Hace unos días informaba en estas páginas José María Sanguinetti, presidente de Uruguay, de la reciente constitución en su país del llamado Círculo de Montevideo. Personalidades diversas, tales como Jordi Pujol, Felipe González, Belisario Betancur, Manuel Marín, Michel Carridessus, Enrique Iglesias y el propio Sanguinetti, entre otros -todos ellos preocupados por el futuro de la humanidad- se han reunido con la sana y provocadora intención de pensar y ofrecer fórmulas sobre "los nuevos caminos de América Latina".El empeño es loable, culturalmente loable, porque tales iniciativas de reflexión conjunta y activa no suelen ser innatas en la latinidad. Aparte la excepción francesa -notable por sí misma hasta poder decirse de ella que constituye un hito civilizacional- son los sajones y nórdicos -y quienes de ellos son culturalmente tributarios normalmente a causa de la colonización- quienes se codean con este tipo de aventuras social-intelectuales con perseverancia y éxito destacados. Así se han consolidado en nuestra época proyectos señeros coordinados por Willy Brandt, Olof Palme, Julius Nyerere o Hasan bin Talal y han adquirido notoriedad internacional comisiones como la Independiente sobre Asuntos Humanitarios Internacionales o la de Gestión de Asuntos Públicos Mundiales. De todo ello, salvo excepciones singulares, los españoles han estado ausentes.

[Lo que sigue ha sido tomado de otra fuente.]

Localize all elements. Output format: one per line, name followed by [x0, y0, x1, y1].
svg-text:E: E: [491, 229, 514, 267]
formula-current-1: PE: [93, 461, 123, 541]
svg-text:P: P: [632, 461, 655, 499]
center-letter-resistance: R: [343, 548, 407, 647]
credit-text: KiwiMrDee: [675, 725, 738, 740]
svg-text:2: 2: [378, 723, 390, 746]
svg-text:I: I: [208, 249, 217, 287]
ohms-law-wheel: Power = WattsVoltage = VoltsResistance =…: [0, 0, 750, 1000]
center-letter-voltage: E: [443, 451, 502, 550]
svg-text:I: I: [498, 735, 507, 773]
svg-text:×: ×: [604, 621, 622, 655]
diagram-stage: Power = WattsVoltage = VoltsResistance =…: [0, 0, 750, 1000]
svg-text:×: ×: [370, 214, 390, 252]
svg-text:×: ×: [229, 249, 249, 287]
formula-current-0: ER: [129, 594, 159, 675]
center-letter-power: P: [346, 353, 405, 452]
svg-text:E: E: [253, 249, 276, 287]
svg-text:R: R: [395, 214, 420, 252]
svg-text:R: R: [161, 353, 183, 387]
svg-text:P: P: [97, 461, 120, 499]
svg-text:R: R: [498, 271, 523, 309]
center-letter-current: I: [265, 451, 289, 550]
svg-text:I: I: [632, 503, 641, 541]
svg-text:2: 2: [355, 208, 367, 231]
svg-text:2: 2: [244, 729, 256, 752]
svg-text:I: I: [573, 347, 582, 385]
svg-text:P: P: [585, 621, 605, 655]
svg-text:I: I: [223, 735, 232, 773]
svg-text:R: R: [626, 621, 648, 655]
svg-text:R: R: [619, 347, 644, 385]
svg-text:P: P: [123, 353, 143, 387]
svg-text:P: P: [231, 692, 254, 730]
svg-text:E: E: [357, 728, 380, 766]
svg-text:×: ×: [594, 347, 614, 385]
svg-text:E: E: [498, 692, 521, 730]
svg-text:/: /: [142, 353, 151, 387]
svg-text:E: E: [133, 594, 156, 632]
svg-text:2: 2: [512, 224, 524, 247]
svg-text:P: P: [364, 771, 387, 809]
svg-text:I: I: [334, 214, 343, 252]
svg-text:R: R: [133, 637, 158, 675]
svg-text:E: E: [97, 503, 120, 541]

Al parecer y según relata Sanguinetti, uno de los temas estrella del debate "a calzón quitado" fue el de la globalización introducido por Felipe González, quien habría insistido en que no se la puede controvertir: "Si ya nos perdimos la revolución industrial, no nos podemos perder la tecnológica".

La discusión sobre este asunto comienza a ser, afortunadamente, seria. Naturalmente, no es discutible el impacto de la tecnología y de la informática en la economía internacional de hoy en día, y sería absurdo oponerse a la revolución tecnológica, aunque destruya empleo. Sí es discutible, en cambio, el ritmo, la coyuntura, la dirección y la fiscalización democrática de la misma. No hay por qué aceptar la globalización y la liberalización económicas como un dogma universal o como un fin en sí mismo. Antes bien, hay que lograr convertirlas en instrumentos democráticamente ejercidos, con garantías revisables y no absolutas, pero garantías) sociales y laborales aplicables en las sociedades del Tercer Mundo (que son las que más pierden), pero también en las sociedades económicamente desarrolladas aunque dependientes.

Thomas Friedman, hablando de la integración de los mercados, de los flujos financieros, del comercio mundial y de la informática, esto es, de la globalización, se refiere a ella, con deje irónico, como El paradigma. Otro Thomas más significativo, Thomas Kuhn, escribe que el progreso intelectual y científico consiste en la sustitución de un paradigma -que ha resultado incapaz de explicar hechos nuevos- por otro que los explica de forma más satisfactoria. Está todavía por ver si la globalización entra en esa categoría paradigmática.

Cabe deducir, empero, que los hombres (¿dónde están las mujeres, por cierto?) reunidos en el estuario del Río de la Plata serán capaces de hacer pasar por el tamiz de la racionalidad lo que muchos pretenden hacer pasar por un axioma. Convencido estoy de que así será, sabiendo que varios de los integrantes del Círculo de Montevideo son también socios promotores de la recién estrenada Fundación Comillas, otra excepción latina -está radicada en el norte de España- que pretende, al igual que Helmut, Schmidt, lograr que, al menos, la globalización vaya inseparablemente unida a una ética global.